FFPC10 - Rambo III

Intro by John Roderick, edited for legibility

In order to properly interrogate Rambo III we need to first ask: "Why Afghanistan?" Why does Afghanistan play such an outsized role in our recent history in the 20th century, the 19th century, and all the way back to Alexander? Let's pull up a map of the region!

The Soviet Union takes up the entire Northern half of (the continent). I don't have to tell you guys where the Soviet Union is. Toward the bottom you got your Kazakhstan and so forth and then you got Afghanistan. This area here that looks like a purple ocean is actually Iran. This is a very weird projection, this map.

Afghanistan is a landlocked country while Pakistan has a coastline on the Arabian Sea and it borders with India. India and Pakistan were once part of the British empire, and in the mid-1800s the British were very afraid that the Russians, pre-Soviets, had designs on the route to the Arabian Sea. The Russians do not have a warm-water-port across their whole breadth, except for the Black Sea region, but that requires that they go through the Dardanelles at Turkey.

The British were very concerned about this and instituted what they called The Great Game, the geopolitics of this whole region, trying to block the Russians from getting a port on the Arabian Sea. The Russians actually had no designs on this region and the British were in a great game with themselves, but at a certain point in this time period, in order to control the Pashtun-group of Afghanis and the Baluchi-Afghanis, they created a border called the Durand Line, which now forms the official border between Afghanistan and Pakistan and cuts the population of the Pashtun people and the Baluchi people in half.

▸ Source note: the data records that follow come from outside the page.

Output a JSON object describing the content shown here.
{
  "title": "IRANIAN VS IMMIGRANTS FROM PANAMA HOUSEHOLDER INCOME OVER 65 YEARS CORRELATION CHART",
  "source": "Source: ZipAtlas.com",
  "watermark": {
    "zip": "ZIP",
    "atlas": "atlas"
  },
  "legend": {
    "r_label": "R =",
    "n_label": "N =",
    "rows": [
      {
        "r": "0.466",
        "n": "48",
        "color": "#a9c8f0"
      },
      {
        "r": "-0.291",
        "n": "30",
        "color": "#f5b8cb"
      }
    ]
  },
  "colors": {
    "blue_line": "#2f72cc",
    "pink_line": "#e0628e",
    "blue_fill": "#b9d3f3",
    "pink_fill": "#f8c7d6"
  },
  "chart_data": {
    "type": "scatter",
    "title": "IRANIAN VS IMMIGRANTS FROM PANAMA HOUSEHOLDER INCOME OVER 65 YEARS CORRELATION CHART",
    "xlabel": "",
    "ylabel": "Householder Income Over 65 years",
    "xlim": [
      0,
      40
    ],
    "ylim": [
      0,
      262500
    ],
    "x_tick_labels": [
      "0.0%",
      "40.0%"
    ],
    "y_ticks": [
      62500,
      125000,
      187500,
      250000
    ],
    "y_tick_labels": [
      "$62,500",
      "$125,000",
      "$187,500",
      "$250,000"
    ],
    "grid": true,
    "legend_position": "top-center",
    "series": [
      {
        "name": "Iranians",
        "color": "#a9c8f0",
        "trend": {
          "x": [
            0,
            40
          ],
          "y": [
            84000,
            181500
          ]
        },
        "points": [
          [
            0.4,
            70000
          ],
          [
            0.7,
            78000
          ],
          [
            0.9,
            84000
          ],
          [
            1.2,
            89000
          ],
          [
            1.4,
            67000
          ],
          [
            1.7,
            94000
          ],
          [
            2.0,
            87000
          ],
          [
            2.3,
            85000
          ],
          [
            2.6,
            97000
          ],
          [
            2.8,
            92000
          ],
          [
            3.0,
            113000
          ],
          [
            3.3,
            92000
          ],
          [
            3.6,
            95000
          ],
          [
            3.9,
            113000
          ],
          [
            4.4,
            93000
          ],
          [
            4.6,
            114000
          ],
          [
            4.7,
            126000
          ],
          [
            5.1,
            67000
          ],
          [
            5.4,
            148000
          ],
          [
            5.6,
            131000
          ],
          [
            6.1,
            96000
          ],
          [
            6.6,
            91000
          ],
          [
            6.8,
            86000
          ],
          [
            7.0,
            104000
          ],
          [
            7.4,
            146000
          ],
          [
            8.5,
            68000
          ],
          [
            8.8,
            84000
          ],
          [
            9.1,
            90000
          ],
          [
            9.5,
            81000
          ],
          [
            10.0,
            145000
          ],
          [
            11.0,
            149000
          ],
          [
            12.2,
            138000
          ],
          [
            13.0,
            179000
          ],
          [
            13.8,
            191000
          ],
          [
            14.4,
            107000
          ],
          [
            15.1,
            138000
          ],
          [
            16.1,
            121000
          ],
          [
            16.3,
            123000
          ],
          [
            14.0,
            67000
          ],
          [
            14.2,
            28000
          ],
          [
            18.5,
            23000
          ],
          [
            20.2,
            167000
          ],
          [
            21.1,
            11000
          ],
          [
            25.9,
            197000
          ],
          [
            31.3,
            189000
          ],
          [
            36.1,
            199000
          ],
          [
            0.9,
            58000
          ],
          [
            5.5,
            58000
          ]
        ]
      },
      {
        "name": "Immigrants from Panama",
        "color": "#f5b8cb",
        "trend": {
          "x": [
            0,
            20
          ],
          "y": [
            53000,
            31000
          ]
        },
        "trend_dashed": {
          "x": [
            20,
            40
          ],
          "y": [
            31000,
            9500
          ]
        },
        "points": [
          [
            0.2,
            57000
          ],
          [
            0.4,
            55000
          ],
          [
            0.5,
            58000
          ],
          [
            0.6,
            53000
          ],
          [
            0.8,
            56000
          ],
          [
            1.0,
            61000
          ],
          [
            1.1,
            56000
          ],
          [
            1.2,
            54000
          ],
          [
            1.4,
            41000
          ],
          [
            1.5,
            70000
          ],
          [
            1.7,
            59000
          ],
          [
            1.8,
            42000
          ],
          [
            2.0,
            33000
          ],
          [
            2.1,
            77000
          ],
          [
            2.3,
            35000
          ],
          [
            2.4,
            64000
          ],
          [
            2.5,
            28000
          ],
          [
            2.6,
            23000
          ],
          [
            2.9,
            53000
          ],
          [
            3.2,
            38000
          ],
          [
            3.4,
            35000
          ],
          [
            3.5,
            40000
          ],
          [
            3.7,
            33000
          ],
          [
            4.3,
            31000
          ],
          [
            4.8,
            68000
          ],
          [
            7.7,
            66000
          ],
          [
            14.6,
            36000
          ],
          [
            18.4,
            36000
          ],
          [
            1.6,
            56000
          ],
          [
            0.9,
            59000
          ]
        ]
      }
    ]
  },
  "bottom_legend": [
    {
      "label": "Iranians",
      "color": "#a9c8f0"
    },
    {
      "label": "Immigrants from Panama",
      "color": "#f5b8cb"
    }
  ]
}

There were a lot of kings and various different kinds of governments for about 150 years. In the 1970s we had a situation in Iran where a Shah was deposed and a Muslim government was installed. In 1947 there was a partition between India and Pakistan, creating two separate countries, and the Afghanis did not recognize some of the Durand Line because they felt it had been imposed by the British, which it had.

During the Cold War the Russians started to have an interesting strategy: They believed that the Baluchi people were not loyal to Pakistan and that if they could supply these people with arms and get a rebel movement going, and if Afghanistan became a Soviet socialist republic, they could create a condition where the Baluchi rebelled against Pakistan, formed Baluchistan, and then the Soviet sphere of influence would go all the way to the Arabian Sea.

In the geopolitics of the 1970s the Americans did not want the Russians to have authority over the Persian Gulf and it became a contested area in the Cold War. You may have been asking yourselves: "What did Jimmy Carter do?" He needed to contain the Russians and there had been several coup d'├ętat until the Russians invaded Afghanistan in 1979.

Carter, in maybe the most hard-line thing he did in his presidency, boycotted the Olympics, which shamed the Russians into prolonging the war for another 10 years. It turned out the Baluchi people were not interested in rebelling against Pakistan and the Russians became mired in what is called their Vietnam, which was trying to control the various different tribal-agencies in Afghanistan.

This is the setting of our film today, 1988's Rambo III, and we are going on a journey with our friend Rambo to see what the conditions were on the ground right before Glasnost made all of this irrelevant, and with that, let me welcome my co-hosts to the stage for Friendly Fire: This is Rambo III!